Unlike state pension benefits that are set by statute, municipal pension benefits are the result of contract negotiations. This raises the issue of how municipalities would gain concessions and whether that can be achieved within next year’s deadlines set forth in the proposal. Further, many municipalities are at a loss as to how to deal with retirees already receiving pension benefits. These people are no longer union members and are without representation, yet it is their cost of living increases that are principally responsible for the unfunded portion of their plans.
Cranston Mayor Allan Fung, who served on Raimondo’s pension advisory board, called the plan “horrible” yesterday.
Fung said the plan is “all stick without any carrot.”
The proposal requires municipalities to conduct actuarial studies of their plans that would be partially funded by the state and draft a 10-year plan that would improve its funding by at least half of what it would take to reach 80 percent funding.

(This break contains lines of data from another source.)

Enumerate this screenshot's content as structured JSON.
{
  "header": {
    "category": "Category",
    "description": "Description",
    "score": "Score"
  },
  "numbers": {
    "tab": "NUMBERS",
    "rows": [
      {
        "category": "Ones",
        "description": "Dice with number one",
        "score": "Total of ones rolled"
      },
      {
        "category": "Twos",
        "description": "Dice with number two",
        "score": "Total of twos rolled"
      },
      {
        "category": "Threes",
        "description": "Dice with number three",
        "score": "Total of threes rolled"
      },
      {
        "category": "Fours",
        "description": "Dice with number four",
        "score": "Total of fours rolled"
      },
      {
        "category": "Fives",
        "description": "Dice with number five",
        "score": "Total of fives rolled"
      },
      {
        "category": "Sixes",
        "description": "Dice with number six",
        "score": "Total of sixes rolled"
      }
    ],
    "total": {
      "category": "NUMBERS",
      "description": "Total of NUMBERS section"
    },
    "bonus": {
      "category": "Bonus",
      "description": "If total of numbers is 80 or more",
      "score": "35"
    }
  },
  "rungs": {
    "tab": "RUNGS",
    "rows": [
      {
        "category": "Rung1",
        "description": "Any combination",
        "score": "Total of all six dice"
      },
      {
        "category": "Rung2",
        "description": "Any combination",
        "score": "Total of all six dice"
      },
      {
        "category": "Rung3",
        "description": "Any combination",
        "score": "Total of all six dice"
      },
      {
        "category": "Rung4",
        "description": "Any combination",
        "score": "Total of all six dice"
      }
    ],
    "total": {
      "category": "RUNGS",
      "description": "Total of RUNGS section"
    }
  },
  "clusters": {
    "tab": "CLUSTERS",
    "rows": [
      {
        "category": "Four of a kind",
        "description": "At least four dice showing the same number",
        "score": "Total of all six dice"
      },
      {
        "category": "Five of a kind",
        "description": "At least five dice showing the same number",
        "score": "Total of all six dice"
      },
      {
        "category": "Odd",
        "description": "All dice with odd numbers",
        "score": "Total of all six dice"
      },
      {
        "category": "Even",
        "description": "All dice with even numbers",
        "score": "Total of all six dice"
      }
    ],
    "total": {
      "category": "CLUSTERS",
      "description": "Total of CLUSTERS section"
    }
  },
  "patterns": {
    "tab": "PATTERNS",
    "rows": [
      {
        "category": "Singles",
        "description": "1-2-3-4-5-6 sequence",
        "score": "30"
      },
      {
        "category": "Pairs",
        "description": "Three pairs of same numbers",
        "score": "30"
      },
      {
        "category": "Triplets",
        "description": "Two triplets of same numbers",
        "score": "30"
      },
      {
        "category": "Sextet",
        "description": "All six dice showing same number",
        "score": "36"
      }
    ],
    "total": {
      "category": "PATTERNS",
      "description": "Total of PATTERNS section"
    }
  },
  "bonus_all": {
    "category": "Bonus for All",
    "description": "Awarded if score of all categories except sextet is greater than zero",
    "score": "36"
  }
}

The plans would be subject to approval by a solvency review board that would have the power to withhold state aid to municipalities, including school aid, as an incentive. If the municipality doesn’t take action, the state would step in to remove COLAs in the city plans and presumably the municipality would also see a decrease in state funding.
This is a bitter pill for Cranston to swallow, says Fung.
He cites the Cranston plan for police and fire hired before 1995. That plan has 500 members with all but 55 who have retired. Presently the plan faces an unfunded liability of about $300 million. It is approximately 18 percent funded.
To accomplish what the governor and Raimondo set forth, Fung projects he would have to raise an additional $9.5 million in tax revenues every year for the next 10 years.
“I can’t level 10 years of tax increases on the taxpayers. They have had enough,” he said.
If there was a carrot – state aid – then, says Fung, the city could handle it. The alternative is for legislators to also reform local plans, and to suspend COLAs, although the unions would likely challenge that.
But faced with either losing state aid or increasing taxes, Fung calls the plan “a losing proposition.”
Johnston Mayor Joseph Polisena would like some “breathing room” for municipal officials so they can meet with Raimondo and House and Senate leaders to hammer out something after the first of the year.
“They didn’t really ask our opinion on anything,” said Polisena.
He called the current proposal “punitive” and if it were implemented “it’s going to put the cities and towns in virtual bankruptcy.”
“Let’s get the state pension straightened away and MERS,” he said.
The Johnston fire and police plan faces an $84.4 million unfunded liability.
Warwick Mayor Scott Avedisian sees complications, although his assessment isn’t nearly as dire.
"The complexity of adding all of the nuances relative to each individual municipal plan could create problems with passage of real reform,” he said in a statement. “I believe that the Governor and the Treasurer are both committed to working with each individual community and on each individual plan. Each plan would require its own actuarial study, updated assumptions addressing rates of return on investments and mortality rates. I know that Governor Chafee and Treasurer Raimondo stand ready to be full partners with cities and towns. Rhode Island stands on the threshold of making major pension reforms. I thank the Governor and the Treasurer and look forward to working with them on communities’ individual pension plans and in strengthening Warwick's one problematic pension plan.”